Os rins desempenham um papel importante para o funcionamento do organismo, mesmo trabalhando de forma silenciosa. Eles filtram o sangue, eliminam toxinas, regulam a pressão arterial, controlam o equilíbrio de líquidos e minerais e participam da produção de hormônios. No entanto, por evoluir sem sintomas nas fases iniciais, a doença renal crônica costuma ser descoberta apenas quando parte da função dos rins já foi comprometida.
Estima-se que cerca de 10% da população adulta apresente algum grau da doença, mas muitos não sabem que convivem com o problema. As alterações renais são identificadas apenas por meio de exames laboratoriais, antes mesmo de surgirem sinais perceptíveis.
Entre os principais responsáveis pela doença renal crônica estão o diabetes e a hipertensão arterial. A obesidade também passou a ser reconhecida como um fator de risco, tanto por favorecer o surgimento dessas doenças quanto por provocar danos diretos aos rins.
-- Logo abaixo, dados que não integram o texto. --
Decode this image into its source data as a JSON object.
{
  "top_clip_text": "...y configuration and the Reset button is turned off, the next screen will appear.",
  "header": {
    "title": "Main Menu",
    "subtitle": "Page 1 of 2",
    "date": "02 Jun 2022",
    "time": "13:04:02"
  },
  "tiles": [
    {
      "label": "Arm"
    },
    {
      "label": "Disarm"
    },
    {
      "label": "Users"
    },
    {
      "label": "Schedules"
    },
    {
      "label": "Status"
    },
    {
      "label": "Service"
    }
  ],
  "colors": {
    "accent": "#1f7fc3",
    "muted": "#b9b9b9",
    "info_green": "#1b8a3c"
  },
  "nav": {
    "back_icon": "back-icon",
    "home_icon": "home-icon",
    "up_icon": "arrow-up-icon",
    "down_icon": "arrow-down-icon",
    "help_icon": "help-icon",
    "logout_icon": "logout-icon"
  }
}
O diabetes é considerado a principal causa de doença renal crônica em diversos países. O excesso de glicose no sangue provoca lesões progressivas nos pequenos vasos sanguíneos dos rins, comprometendo sua capacidade de filtrar o sangue. Os primeiros indícios aparecem em exames de rotina, como a presença de albumina na urina, proteína que deveria ser retida pelos rins.
À medida que a doença evolui, exames de sangue revelam alterações, como aumento da creatinina e redução da taxa de filtração glomerular. Especialistas recomendam que pessoas com diabetes façam acompanhamento periódico da função renal, mesmo sem sintomas.
A pressão alta também está entre as principais causas de lesão renal. A elevação constante da pressão danifica os vasos sanguíneos dos rins, reduzindo sua capacidade de funcionamento. Quando os rins começam a perder a função, eles contribuem para o agravamento da hipertensão, formando um ciclo em que uma condição alimenta a outra.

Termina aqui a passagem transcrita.